Wednesday, January 20, 2016

The invention of windmill

The power of the wind was well recognised in antiquity when people took advantage of its to propel ships. Sailing ships using wind power to drive their ships by 3000 BC. Some historians believed that the windmill had its origin in Tibet or China,where wind-driven prayer wheels that rotated on a vertical axis were common.

The earliest known wind powered grain mills and water pumps were used by the Persians in A.D. 500-900. Communities in Persia were mounting small sails of reed mats, woven palm fronds, and occasionally slats of wood onto vertical shafts extending through the roofs of buildings. The sails spun horizontally turning the vertical shaft to provide grinding power below.

In China in the 8th century AD, windmills were apparently employed for helping to haul canal boats past canal locks but were not used for grinding grain.

Around AD 1100, the ‘Mediterranean’ windmill began to appear in Italy.
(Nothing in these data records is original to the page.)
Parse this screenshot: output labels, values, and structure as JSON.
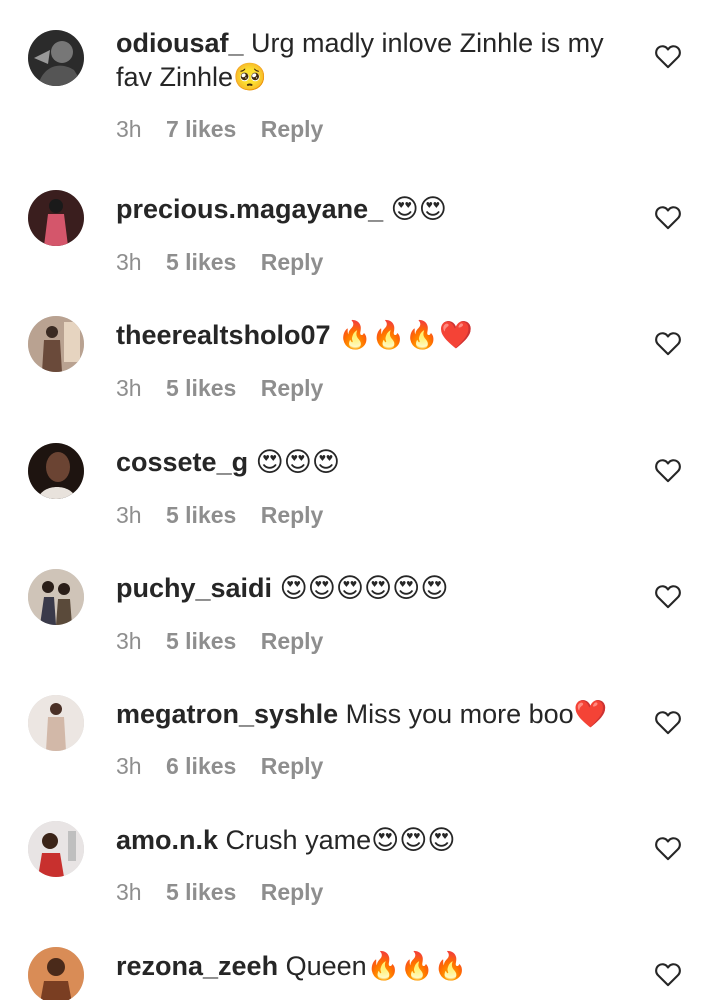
{
  "comments": [
    {
      "username": "odiousaf_",
      "text": "Urg madly inlove Zinhle is my fav Zinhle🥺",
      "time": "3h",
      "likes": "7 likes",
      "reply": "Reply",
      "avatar_color": "#3a3a3a"
    },
    {
      "username": "precious.magayane_",
      "text": "😍😍",
      "time": "3h",
      "likes": "5 likes",
      "reply": "Reply",
      "avatar_color": "#7a2f2a"
    },
    {
      "username": "theerealtsholo07",
      "text": "🔥🔥🔥❤️",
      "time": "3h",
      "likes": "5 likes",
      "reply": "Reply",
      "avatar_color": "#8a6a55"
    },
    {
      "username": "cossete_g",
      "text": "😍😍😍",
      "time": "3h",
      "likes": "5 likes",
      "reply": "Reply",
      "avatar_color": "#3b2a22"
    },
    {
      "username": "puchy_saidi",
      "text": "😍😍😍😍😍😍",
      "time": "3h",
      "likes": "5 likes",
      "reply": "Reply",
      "avatar_color": "#8a7a6a"
    },
    {
      "username": "megatron_syshle",
      "text": "Miss you more boo❤️",
      "time": "3h",
      "likes": "6 likes",
      "reply": "Reply",
      "avatar_color": "#d8c8c0"
    },
    {
      "username": "amo.n.k",
      "text": "Crush yame😍😍😍",
      "time": "3h",
      "likes": "5 likes",
      "reply": "Reply",
      "avatar_color": "#c9b7b7"
    },
    {
      "username": "rezona_zeeh",
      "text": "Queen🔥🔥🔥",
      "time": "",
      "likes": "",
      "reply": "",
      "avatar_color": "#c46a3a"
    }
  ]
}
Massive, two story stone building were mounted with vertical sails and it was connected to a vertical shaft that drove the mill grinding stone below. Windmills were used in Holland in the 15th century for pumping water over the dikes.

The first windmill manufactured in the United States was designed by Daniel Halladay, who began inventing windmills in 1854 in his Connecticut machine shop.

By the early nineteenth century steam engines had begun to replace windmills as the preferred power source for grinding and for industrial uses.